Chiarimenti importanti sono giunti da parte del Dipartimento per le Politiche Antidroga, che ha ribadito che il D.D.L. non criminalizza né incide sulla coltivazione e sulla filiera agroindustriale della canapa, così come regolata dalla legge n. 242/2016. Tale normativa, infatti, consente la coltivazione della Cannabis Sativa L. solo per scopi industriali, in conformità alle norme europee e internazionali.
Il Dipartimento inoltre specifica che la legge del 2016 autorizza esclusivamente l’uso della canapa per fini alimentari, cosmetici, tessili ed edili, escludendo le infiorescenze e i suoi derivati dall’elenco dei prodotti legali.
L’intervento dell’OMS e della Commissione Europea
Importante al riguardo è anche la posizione dell’Organizzazione Mondiale della Sanità (OMS), che ha confermato che la cannabis light, contenente principalmente cannabidiolo (CBD) e con livelli di THC inferiori allo 0,2%, non produce effetti stupefacenti, motivo per cui non dovrebbe essere classificata come droga.

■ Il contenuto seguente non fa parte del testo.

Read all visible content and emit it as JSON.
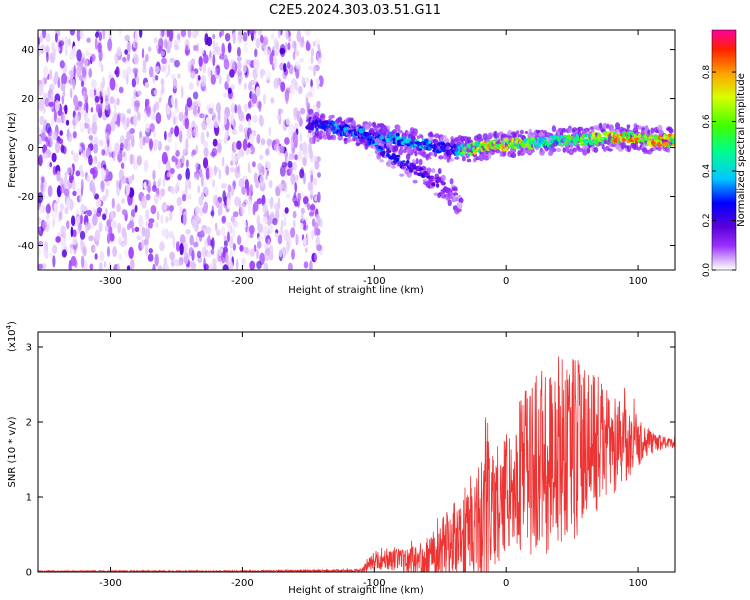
{
  "title": "C2E5.2024.303.03.51.G11",
  "chart_data": [
    {
      "type": "heatmap",
      "panel": "top",
      "description_id": "spectrogram",
      "xlabel": "Height of straight line (km)",
      "ylabel": "Frequency (Hz)",
      "xlim": [
        -355,
        128
      ],
      "ylim": [
        -50,
        48
      ],
      "xticks": [
        -300,
        -200,
        -100,
        0,
        100
      ],
      "yticks": [
        -40,
        -20,
        0,
        20,
        40
      ],
      "xtick_labels": [
        "-300",
        "-200",
        "-100",
        "0",
        "100"
      ],
      "ytick_labels": [
        "-40",
        "-20",
        "0",
        "20",
        "40"
      ],
      "colorbar": {
        "label": "Normalized spectral amplitude",
        "range": [
          0,
          0.97
        ],
        "ticks": [
          0.0,
          0.2,
          0.4,
          0.6,
          0.8
        ],
        "tick_labels": [
          "0.0",
          "0.2",
          "0.4",
          "0.6",
          "0.8"
        ],
        "colors": [
          "#ffffff",
          "#d8b4f8",
          "#9b30ff",
          "#5a00d8",
          "#0000ff",
          "#00c8ff",
          "#00ff88",
          "#40ff00",
          "#d8ff00",
          "#ffa000",
          "#ff2000",
          "#ff00a0"
        ]
      },
      "noise_region": {
        "x_range": [
          -355,
          -140
        ],
        "freq_range": [
          -50,
          48
        ],
        "level": 0.08
      },
      "signal_track": {
        "heights": [
          -150,
          -140,
          -130,
          -120,
          -110,
          -100,
          -90,
          -80,
          -70,
          -60,
          -50,
          -40,
          -30,
          -20,
          -10,
          0,
          10,
          20,
          30,
          40,
          50,
          60,
          70,
          80,
          90,
          100,
          110,
          120,
          128
        ],
        "freq": [
          10,
          9,
          8,
          7,
          6,
          5,
          4,
          3,
          2,
          1,
          0,
          -1,
          -1,
          0,
          1,
          1,
          2,
          2,
          2,
          3,
          3,
          3,
          4,
          4,
          4,
          4,
          3,
          3,
          3
        ],
        "amplitude": [
          0.25,
          0.3,
          0.35,
          0.35,
          0.35,
          0.35,
          0.4,
          0.4,
          0.4,
          0.4,
          0.3,
          0.25,
          0.7,
          0.7,
          0.8,
          0.8,
          0.7,
          0.6,
          0.5,
          0.5,
          0.6,
          0.6,
          0.7,
          0.8,
          0.8,
          0.8,
          0.9,
          0.8,
          0.8
        ]
      },
      "branch_track": {
        "heights": [
          -110,
          -100,
          -90,
          -80,
          -70,
          -60,
          -50,
          -40,
          -35
        ],
        "freq": [
          5,
          2,
          -2,
          -6,
          -9,
          -12,
          -15,
          -19,
          -24
        ],
        "amplitude": [
          0.35,
          0.35,
          0.3,
          0.3,
          0.25,
          0.2,
          0.15,
          0.1,
          0.05
        ]
      }
    },
    {
      "type": "line",
      "panel": "bottom",
      "description_id": "snr",
      "xlabel": "Height of straight line (km)",
      "ylabel": "SNR (10 * v/v)",
      "multiplier_label": "(x10",
      "multiplier_exponent": "4",
      "multiplier_close": ")",
      "xlim": [
        -355,
        128
      ],
      "ylim": [
        0,
        3.2
      ],
      "xticks": [
        -300,
        -200,
        -100,
        0,
        100
      ],
      "yticks": [
        0,
        1,
        2,
        3
      ],
      "xtick_labels": [
        "-300",
        "-200",
        "-100",
        "0",
        "100"
      ],
      "ytick_labels": [
        "0",
        "1",
        "2",
        "3"
      ],
      "line_color": "#ee3333",
      "envelope": {
        "heights": [
          -355,
          -200,
          -110,
          -105,
          -100,
          -90,
          -80,
          -70,
          -60,
          -50,
          -40,
          -30,
          -20,
          -15,
          -10,
          0,
          10,
          20,
          30,
          40,
          50,
          60,
          70,
          80,
          90,
          100,
          110,
          120,
          128
        ],
        "mean": [
          0.01,
          0.01,
          0.02,
          0.1,
          0.15,
          0.2,
          0.15,
          0.15,
          0.2,
          0.3,
          0.45,
          0.55,
          0.75,
          0.95,
          0.8,
          1.1,
          1.3,
          1.4,
          1.5,
          1.6,
          1.7,
          1.7,
          1.7,
          1.7,
          1.7,
          1.75,
          1.72,
          1.72,
          1.72
        ],
        "spread": [
          0.01,
          0.01,
          0.02,
          0.1,
          0.12,
          0.18,
          0.15,
          0.2,
          0.28,
          0.4,
          0.5,
          0.65,
          0.8,
          1.2,
          0.8,
          0.8,
          1.0,
          1.2,
          1.3,
          1.35,
          1.3,
          1.1,
          0.9,
          0.7,
          0.5,
          0.35,
          0.15,
          0.08,
          0.06
        ]
      }
    }
  ]
}
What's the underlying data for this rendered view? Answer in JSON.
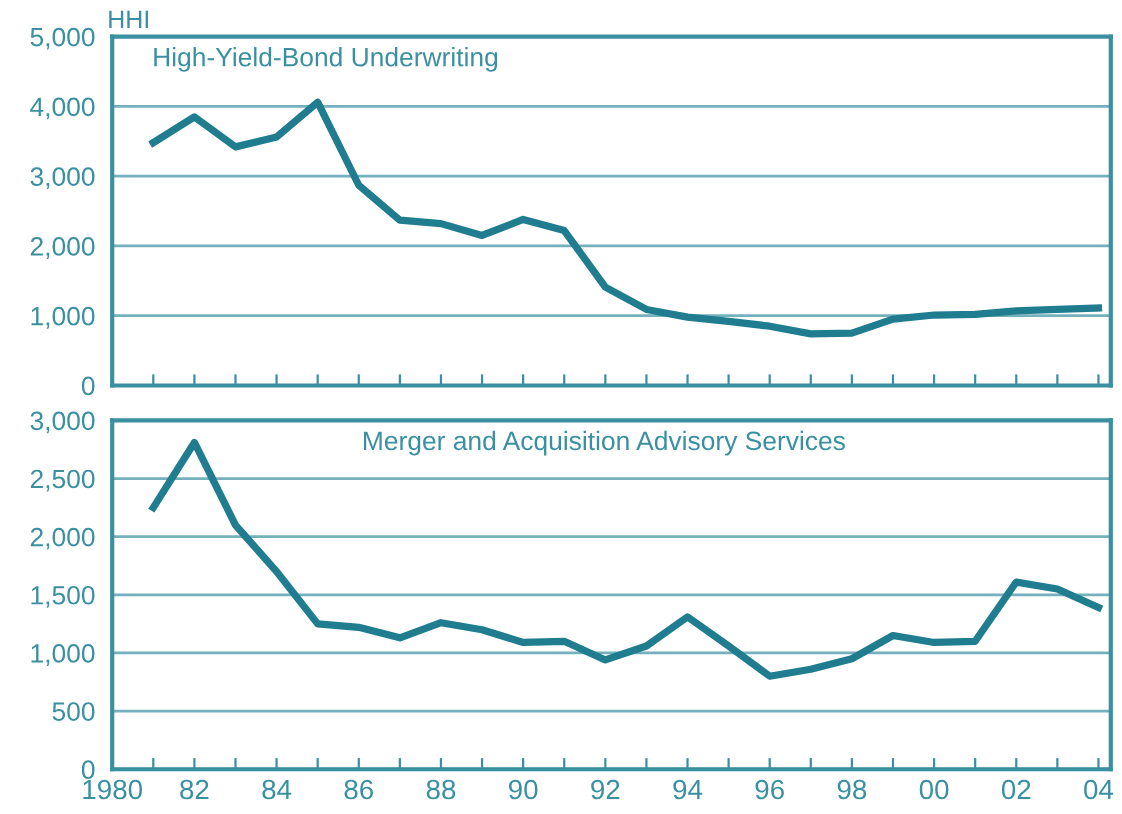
{
  "chart_data": [
    {
      "type": "line",
      "title": "High-Yield-Bond Underwriting",
      "ylabel": "HHI",
      "x": [
        1981,
        1982,
        1983,
        1984,
        1985,
        1986,
        1987,
        1988,
        1989,
        1990,
        1991,
        1992,
        1993,
        1994,
        1995,
        1996,
        1997,
        1998,
        1999,
        2000,
        2001,
        2002,
        2003,
        2004
      ],
      "series": [
        {
          "color": "#1f7d8f",
          "values": [
            3480,
            3850,
            3420,
            3560,
            4060,
            2870,
            2370,
            2320,
            2150,
            2380,
            2220,
            1410,
            1090,
            980,
            920,
            850,
            740,
            750,
            950,
            1010,
            1020,
            1070,
            1090,
            1110
          ]
        }
      ],
      "xlim": [
        1980,
        2004.3
      ],
      "xticks": [
        {
          "value": 1980,
          "label": null
        },
        {
          "value": 1981,
          "label": null
        },
        {
          "value": 1982,
          "label": null
        },
        {
          "value": 1983,
          "label": null
        },
        {
          "value": 1984,
          "label": null
        },
        {
          "value": 1985,
          "label": null
        },
        {
          "value": 1986,
          "label": null
        },
        {
          "value": 1987,
          "label": null
        },
        {
          "value": 1988,
          "label": null
        },
        {
          "value": 1989,
          "label": null
        },
        {
          "value": 1990,
          "label": null
        },
        {
          "value": 1991,
          "label": null
        },
        {
          "value": 1992,
          "label": null
        },
        {
          "value": 1993,
          "label": null
        },
        {
          "value": 1994,
          "label": null
        },
        {
          "value": 1995,
          "label": null
        },
        {
          "value": 1996,
          "label": null
        },
        {
          "value": 1997,
          "label": null
        },
        {
          "value": 1998,
          "label": null
        },
        {
          "value": 1999,
          "label": null
        },
        {
          "value": 2000,
          "label": null
        },
        {
          "value": 2001,
          "label": null
        },
        {
          "value": 2002,
          "label": null
        },
        {
          "value": 2003,
          "label": null
        },
        {
          "value": 2004,
          "label": null
        }
      ],
      "ylim": [
        0,
        5000
      ],
      "yticks": [
        {
          "value": 0,
          "label": "0"
        },
        {
          "value": 1000,
          "label": "1,000"
        },
        {
          "value": 2000,
          "label": "2,000"
        },
        {
          "value": 3000,
          "label": "3,000"
        },
        {
          "value": 4000,
          "label": "4,000"
        },
        {
          "value": 5000,
          "label": "5,000"
        }
      ],
      "grid": "y",
      "tick_labels": "y",
      "marker": "none",
      "line_style": "solid"
    },
    {
      "type": "line",
      "title": "Merger and Acquisition Advisory Services",
      "x": [
        1981,
        1982,
        1983,
        1984,
        1985,
        1986,
        1987,
        1988,
        1989,
        1990,
        1991,
        1992,
        1993,
        1994,
        1995,
        1996,
        1997,
        1998,
        1999,
        2000,
        2001,
        2002,
        2003,
        2004
      ],
      "series": [
        {
          "color": "#1f7d8f",
          "values": [
            2250,
            2810,
            2100,
            1700,
            1250,
            1220,
            1130,
            1260,
            1200,
            1090,
            1100,
            940,
            1060,
            1310,
            1060,
            800,
            860,
            950,
            1150,
            1090,
            1100,
            1610,
            1550,
            1390
          ]
        }
      ],
      "xlim": [
        1980,
        2004.3
      ],
      "xticks": [
        {
          "value": 1980,
          "label": "1980"
        },
        {
          "value": 1981,
          "label": null
        },
        {
          "value": 1982,
          "label": "82"
        },
        {
          "value": 1983,
          "label": null
        },
        {
          "value": 1984,
          "label": "84"
        },
        {
          "value": 1985,
          "label": null
        },
        {
          "value": 1986,
          "label": "86"
        },
        {
          "value": 1987,
          "label": null
        },
        {
          "value": 1988,
          "label": "88"
        },
        {
          "value": 1989,
          "label": null
        },
        {
          "value": 1990,
          "label": "90"
        },
        {
          "value": 1991,
          "label": null
        },
        {
          "value": 1992,
          "label": "92"
        },
        {
          "value": 1993,
          "label": null
        },
        {
          "value": 1994,
          "label": "94"
        },
        {
          "value": 1995,
          "label": null
        },
        {
          "value": 1996,
          "label": "96"
        },
        {
          "value": 1997,
          "label": null
        },
        {
          "value": 1998,
          "label": "98"
        },
        {
          "value": 1999,
          "label": null
        },
        {
          "value": 2000,
          "label": "00"
        },
        {
          "value": 2001,
          "label": null
        },
        {
          "value": 2002,
          "label": "02"
        },
        {
          "value": 2003,
          "label": null
        },
        {
          "value": 2004,
          "label": "04"
        }
      ],
      "ylim": [
        0,
        3000
      ],
      "yticks": [
        {
          "value": 0,
          "label": "0"
        },
        {
          "value": 500,
          "label": "500"
        },
        {
          "value": 1000,
          "label": "1,000"
        },
        {
          "value": 1500,
          "label": "1,500"
        },
        {
          "value": 2000,
          "label": "2,000"
        },
        {
          "value": 2500,
          "label": "2,500"
        },
        {
          "value": 3000,
          "label": "3,000"
        }
      ],
      "grid": "y",
      "marker": "none",
      "line_style": "solid"
    }
  ]
}
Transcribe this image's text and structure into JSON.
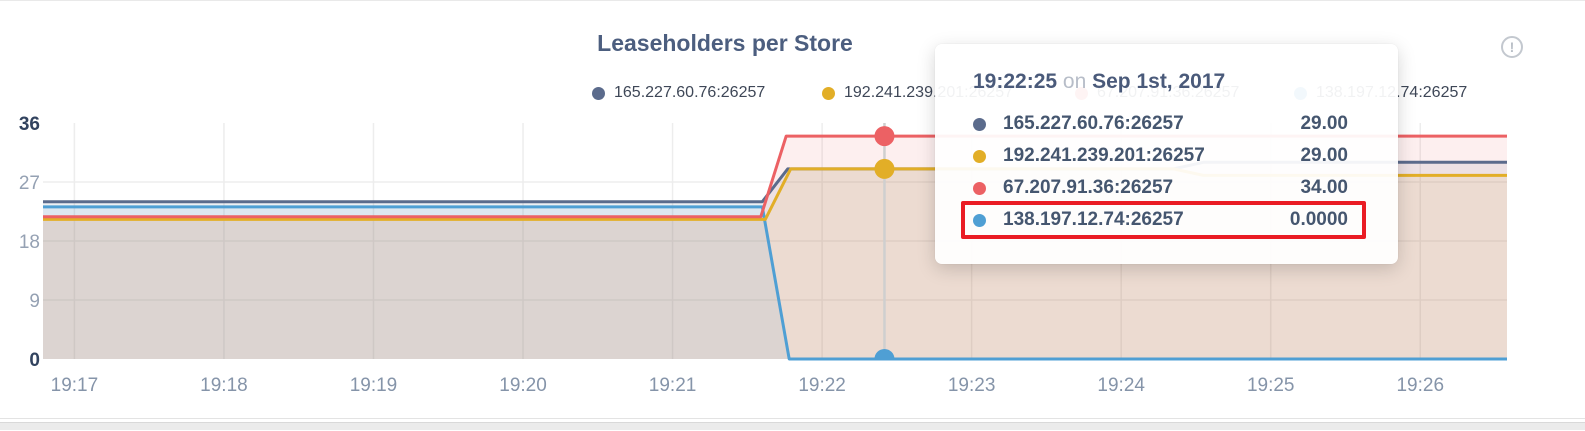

Sulla questione, inoltre è intervenuta anche la Commissione Europea, che in questi giorni sta valutando la conformità al diritto comunitario del decreto emesso dal Ministero della Salute italiano. L’intervento della Commissione è stato confermato dalla commissaria europea alla Salute, Stella Kyriakides, la quale ha dichiarato che la Commissione ha ricevuto alcune denunce aventi ad oggetto tale normativa, motivo per cui ne sta valutando la conformità al diritto dell’Unione Europea e in particolare alla previsione di cui all’art. 36 del Trattato sul Funzionamento dell’Unione Europea (TFUE), che disciplina i divieti o le restrizioni all’importazione, all’esportazione e al transito di beni e servizi nel mercato unico europeo.
Il TAR del Lazio sospende il divieto alla cannabis light
Tuttavia, il quadro appena delineato è stato di recente messo in discussione da alcune pronunce del TAR Lazio, che sospendono il decreto del Ministero della Salute, accogliendo i ricorsi avanzati da molte aziende della filiera.
Infatti, con un’ordinanza pronunciata in data 23 ottobre, il Tar ha confermato quanto già disposto in una precedente pronuncia del mese di settembre.
Il Tar ha ritenuto che “nella piena condivisione di quanto già statuito, sussistano, anche nella fattispecie, i presupposti per l’accoglimento della proposta istanza cautelare, confermandosi l’udienza pubblica del 16 dicembre 2024, già fissata, ai fini della trattazione congiunta dei ricorsi inerenti la vicenda di cui trattasi“.
In particolare, il giudice amministrativo ha affermato che sussistono elementi sufficienti per dubitare della legittimità del decreto, evidenziando che il CBD non presenta le caratteristiche chimiche e farmacologiche che ne giustificherebbero la classificazione come sostanza stupefacente. Nella sua decisione, il TAR ha citato una perizia tecnica, dalla quale emergeva che il CBD non provoca dipendenza né produce effetti psicoattivi significativi, rispetto alle sostanze riconosciute come stupefacenti.
Scenari futuri
In conclusione, l’emendamento proposto dal Governo italiano, che prevede il divieto totale di produzione e commercializzazione della cannabis light, solleva gravi preoccupazioni per la filiera economica legata a questo settore. Sebbene il Governo giustifichi tali misure come necessarie per garantire la sicurezza nazionale e combattere l’illegalità, il rischio di impatti devastanti sulle attività economiche già consolidate è palpabile. Le associazioni di categoria evidenziano come questa normativa possa non solo compromettere l’occupazione e l’innovazione in un mercato in rapida crescita, ma anche violare normative europee sul libero scambio. La questione, quindi, non riguarda solo la salute pubblica, ma tocca aspetti cruciali legati alla sostenibilità economica e alla legalità europea, richiedendo quindi un approccio più equilibrato.